The 15th Van Cliburn International Piano Competition, which takes place every four years, begins later this spring in Fort Worth. For the past six weeks, judges have been traveling the world to hear potential competitors audition. One notable stop is Moscow — where the American pianist for whom the contest is named stunned the world 59 years ago, winning the International Tchaikovsky Competition at the height of the Cold War.
Russian native Nikita Abrosimov is among those who was recently before judges in the Russian capital. He’s 28, two years shy of the competition’s cut-off age — and, he admits, a little old to be hoping to become a touring pianist.

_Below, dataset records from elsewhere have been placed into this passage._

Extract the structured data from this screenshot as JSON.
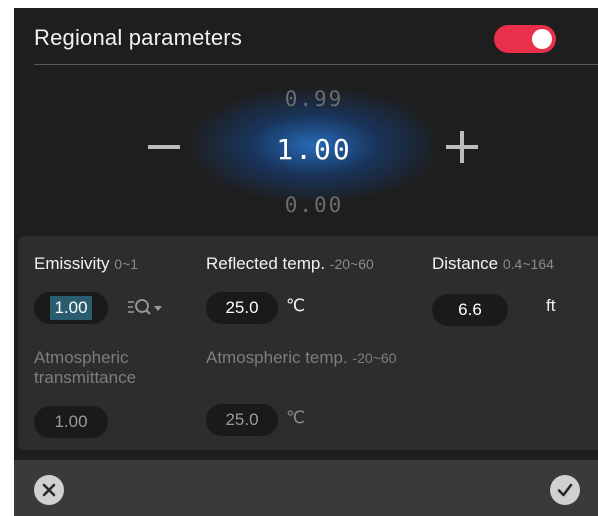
{
  "header": {
    "title": "Regional parameters",
    "toggle_on": true,
    "toggle_color": "#e8304a"
  },
  "picker": {
    "prev_value": "0.99",
    "current_value": "1.00",
    "next_value": "0.00",
    "minus_icon": "minus-icon",
    "plus_icon": "plus-icon",
    "glow_color": "#2878d2"
  },
  "params": {
    "emissivity": {
      "label": "Emissivity",
      "range": "0~1",
      "value": "1.00",
      "icon": "magnify-dropdown-icon"
    },
    "reflected_temp": {
      "label": "Reflected temp.",
      "range": "-20~60",
      "value": "25.0",
      "unit": "℃"
    },
    "distance": {
      "label": "Distance",
      "range": "0.4~164",
      "value": "6.6",
      "unit": "ft"
    },
    "atm_transmittance": {
      "label": "Atmospheric transmittance",
      "value": "1.00"
    },
    "atm_temp": {
      "label": "Atmospheric temp.",
      "range": "-20~60",
      "value": "25.0",
      "unit": "℃"
    }
  },
  "footer": {
    "cancel_icon": "close-icon",
    "confirm_icon": "check-icon"
  }
}
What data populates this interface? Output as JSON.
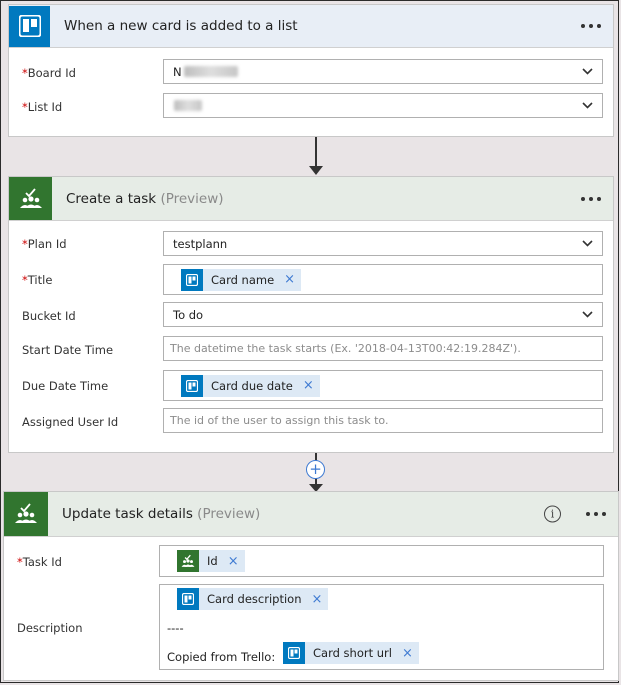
{
  "trigger": {
    "title": "When a new card is added to a list",
    "fields": [
      {
        "label": "Board Id",
        "required": true,
        "value": "N"
      },
      {
        "label": "List Id",
        "required": true,
        "value": ""
      }
    ]
  },
  "create_task": {
    "title": "Create a task",
    "preview": "(Preview)",
    "fields": {
      "plan": {
        "label": "Plan Id",
        "value": "testplann"
      },
      "title": {
        "label": "Title",
        "token": "Card name"
      },
      "bucket": {
        "label": "Bucket Id",
        "value": "To do"
      },
      "start": {
        "label": "Start Date Time",
        "placeholder": "The datetime the task starts (Ex. '2018-04-13T00:42:19.284Z')."
      },
      "due": {
        "label": "Due Date Time",
        "token": "Card due date"
      },
      "assigned": {
        "label": "Assigned User Id",
        "placeholder": "The id of the user to assign this task to."
      }
    }
  },
  "update_task": {
    "title": "Update task details",
    "preview": "(Preview)",
    "fields": {
      "task": {
        "label": "Task Id",
        "token": "Id"
      },
      "description": {
        "label": "Description",
        "token_desc": "Card description",
        "separator": "----",
        "copied_prefix": "Copied from Trello:",
        "token_url": "Card short url"
      }
    }
  },
  "required_mark": "*",
  "token_remove": "×",
  "info_glyph": "i",
  "add_step_glyph": "+",
  "icons": {
    "trello": "trello-icon",
    "planner": "planner-icon",
    "menu": "more-dots-icon",
    "dropdown": "chevron-down-icon",
    "info": "info-icon",
    "add": "add-step-icon"
  },
  "colors": {
    "trello": "#0079bf",
    "planner": "#31752f",
    "token_bg": "#dde9f5",
    "trigger_header": "#e8eef6",
    "action_header": "#e6ece6"
  }
}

“We try to get to the concert career,” Abrosimov told me. “That’s why we enter competitions.”
The winner of the Cliburn gets three years of professional management, international bookings and publicity. Abrosimov was a semifinalist in the last Cliburn Competition four years ago; this time around, he played a 40-minute audition for a small audience and five Cliburn judges at Moscow’s Tchaikovsky Conservatory.
Though he wasn’t even born when Van Cliburn played the first Tchaikovsky Competition, he says the pianist’s win in Moscow still resonates.
“It was so powerful that, still, after so many years, it has a huge impression on both professionals and music lovers,” Abrosimov says. “The name of Van Cliburn means a lot to Russian people. Van Cliburn loved Russian culture, Russian music, and the Russian audience also loved Van Cliburn.”
One hundred and forty-six pianists have been auditioning for 30 spots in seven cities across the world. Ten played in Moscow. Dasol Kim, of South Korea, flew to Moscow from Berlin, where he’s lived for 12 years; he played Chopin‘s iconic Preludes.
“It’s one big work that’s really compact and really pianistic, in my opinion,” he explains. “So I can show as many qualities as possible in one piece.”
The Cliburn holds the most extensive audition screening tour by judges of any international contest. The organization’s president and CEO, Jacques Marquis, says this is a crucial part of the competition.
“When you think of hearing them on tapes — or, today, on videos — there’s nothing that tells you more than listening to them live,” Marqius says.
In Moscow, the pianists dealt with distracting music coming from practice rooms and even construction sounds down the hall. University of North Texas piano professor Pamela Mia Paul says that she and her fellow judges were hoping for a special voice to rise above the din.
“There are certain people who are just going to jump out at you — and we may all have different people who jump out at us, but people that you just remember,” she says.
Another judge, veteran concert pianist Michel Béroff, says those kinds of players aren’t easy to find. “You don’t find a Van Cliburn even every four years. We just hope to find great talent,” he says.
Twenty-one-year-old Sergey Tannin says he hopes the judges heard something special in his performance of Prokofiev‘s Seventh Sonata. He says he was inspired to enter the contest after seeing Cliburn in a video.
“It’s my dream, because I saw Van Cliburn’s playing. And, of course, this competition is one of the most prestigious competitions in the world,” he says. “[My performance] was good, but I wanted to play better, I think.”
Tannin will find out on March 7 if he made it into the Cliburn Competition, which starts in Fort Worth on May 25.